Wintner’s writing style is part stream of consciousness, even psychedelic poetry at times, introspective and philosophical. You feel like you’re in his head when he describes what it’s like to be tripping.  “I felt woefully average without the speed, the feeling, the look, the view, the centrifugal and centripetal forces gently opposed, with me conducting from the podium. This was the World Youth Symphony Philharmonic—or had been till the music slammed into silence…” Pot, speed, LSD were the signs of the times, but through it all Wintner had the sense and survival instincts to stay away from the hard core stuff and land on his feet. This was no slacker, but a young man with a beating heart who insists on finding his own way and never settling.
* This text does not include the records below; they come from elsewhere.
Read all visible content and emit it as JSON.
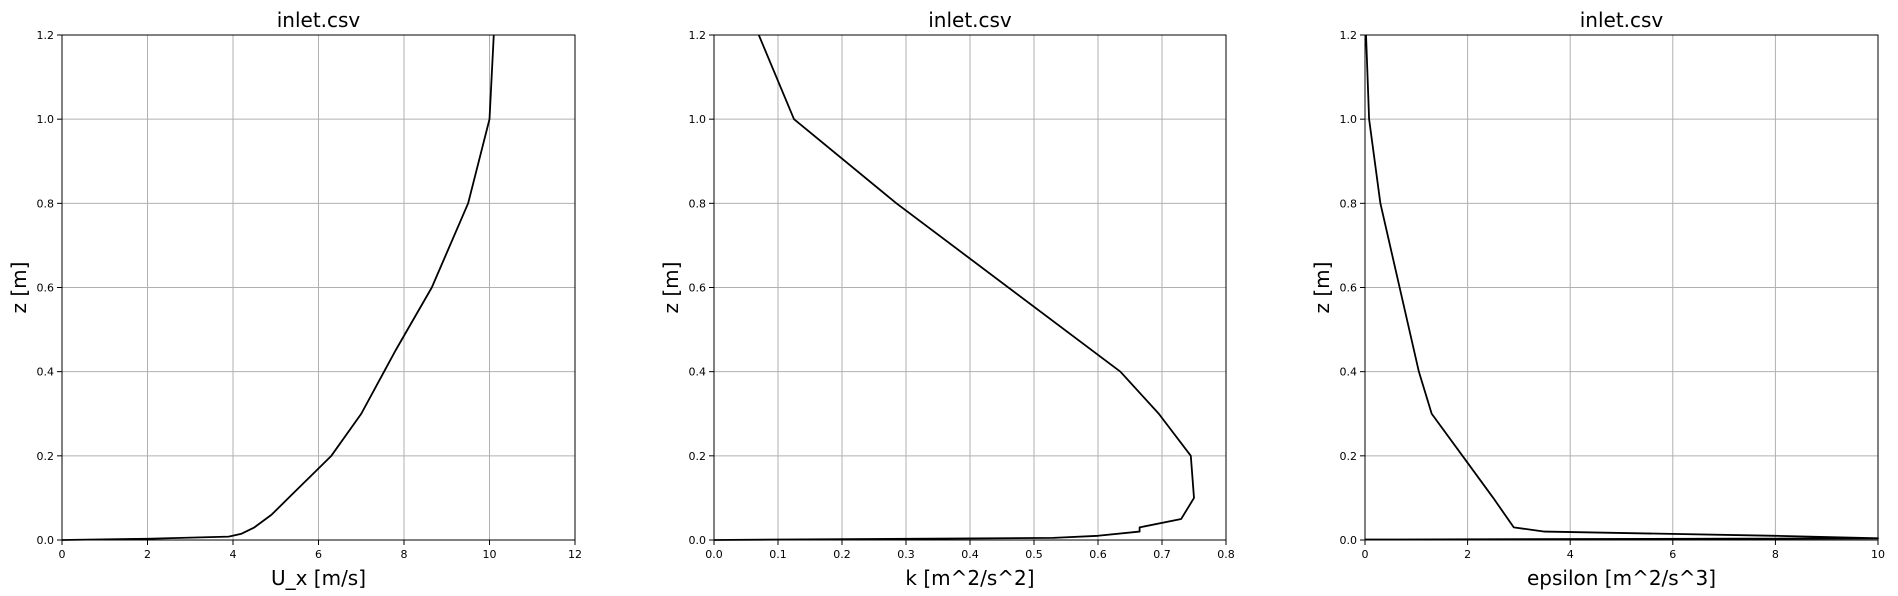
{
  "chart_data": [
    {
      "type": "line",
      "title": "inlet.csv",
      "xlabel": "U_x [m/s]",
      "ylabel": "z [m]",
      "xlim": [
        0,
        12
      ],
      "ylim": [
        0,
        1.2
      ],
      "xticks": [
        0,
        2,
        4,
        6,
        8,
        10,
        12
      ],
      "xtick_labels": [
        "0",
        "2",
        "4",
        "6",
        "8",
        "10",
        "12"
      ],
      "yticks": [
        0,
        0.2,
        0.4,
        0.6,
        0.8,
        1.0,
        1.2
      ],
      "ytick_labels": [
        "0.0",
        "0.2",
        "0.4",
        "0.6",
        "0.8",
        "1.0",
        "1.2"
      ],
      "grid": true,
      "series": [
        {
          "x": [
            0,
            2,
            3.9,
            4.2,
            4.5,
            4.9,
            5.3,
            6.3,
            7.0,
            7.8,
            8.65,
            9.5,
            10.0,
            10.05,
            10.1
          ],
          "y": [
            0,
            0.003,
            0.008,
            0.015,
            0.03,
            0.06,
            0.1,
            0.2,
            0.3,
            0.45,
            0.6,
            0.8,
            1.0,
            1.1,
            1.2
          ]
        }
      ]
    },
    {
      "type": "line",
      "title": "inlet.csv",
      "xlabel": "k [m^2/s^2]",
      "ylabel": "z [m]",
      "xlim": [
        0,
        0.8
      ],
      "ylim": [
        0,
        1.2
      ],
      "xticks": [
        0,
        0.1,
        0.2,
        0.3,
        0.4,
        0.5,
        0.6,
        0.7,
        0.8
      ],
      "xtick_labels": [
        "0.0",
        "0.1",
        "0.2",
        "0.3",
        "0.4",
        "0.5",
        "0.6",
        "0.7",
        "0.8"
      ],
      "yticks": [
        0,
        0.2,
        0.4,
        0.6,
        0.8,
        1.0,
        1.2
      ],
      "ytick_labels": [
        "0.0",
        "0.2",
        "0.4",
        "0.6",
        "0.8",
        "1.0",
        "1.2"
      ],
      "grid": true,
      "series": [
        {
          "x": [
            0,
            0.53,
            0.6,
            0.665,
            0.665,
            0.73,
            0.75,
            0.745,
            0.695,
            0.635,
            0.285,
            0.125,
            0.07
          ],
          "y": [
            0,
            0.005,
            0.01,
            0.02,
            0.03,
            0.05,
            0.1,
            0.2,
            0.3,
            0.4,
            0.8,
            1.0,
            1.2
          ]
        }
      ]
    },
    {
      "type": "line",
      "title": "inlet.csv",
      "xlabel": "epsilon [m^2/s^3]",
      "ylabel": "z [m]",
      "xlim": [
        0,
        10
      ],
      "ylim": [
        0,
        1.2
      ],
      "xticks": [
        0,
        2,
        4,
        6,
        8,
        10
      ],
      "xtick_labels": [
        "0",
        "2",
        "4",
        "6",
        "8",
        "10"
      ],
      "yticks": [
        0,
        0.2,
        0.4,
        0.6,
        0.8,
        1.0,
        1.2
      ],
      "ytick_labels": [
        "0.0",
        "0.2",
        "0.4",
        "0.6",
        "0.8",
        "1.0",
        "1.2"
      ],
      "grid": true,
      "series": [
        {
          "x": [
            0,
            10,
            8,
            3.5,
            2.9,
            2.5,
            1.9,
            1.3,
            1.05,
            0.3,
            0.08,
            0.02
          ],
          "y": [
            0.001,
            0.004,
            0.01,
            0.02,
            0.03,
            0.1,
            0.2,
            0.3,
            0.4,
            0.8,
            1.0,
            1.2
          ]
        }
      ]
    }
  ]
}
If you missed this period of history you’ll enjoy his lust-for-life exploits, either breathing a sigh of relief that you can do so vicariously, or wishing you’d been there, up close and personal with him, taking risks, living on the edge, thumbing your nose at the jaded generation that came before.

And if you were fully immersed in that golden era, you’ll enjoy reliving the flashbacks that take you back to a feel-the-love time that we’ll never see quite the likes of again.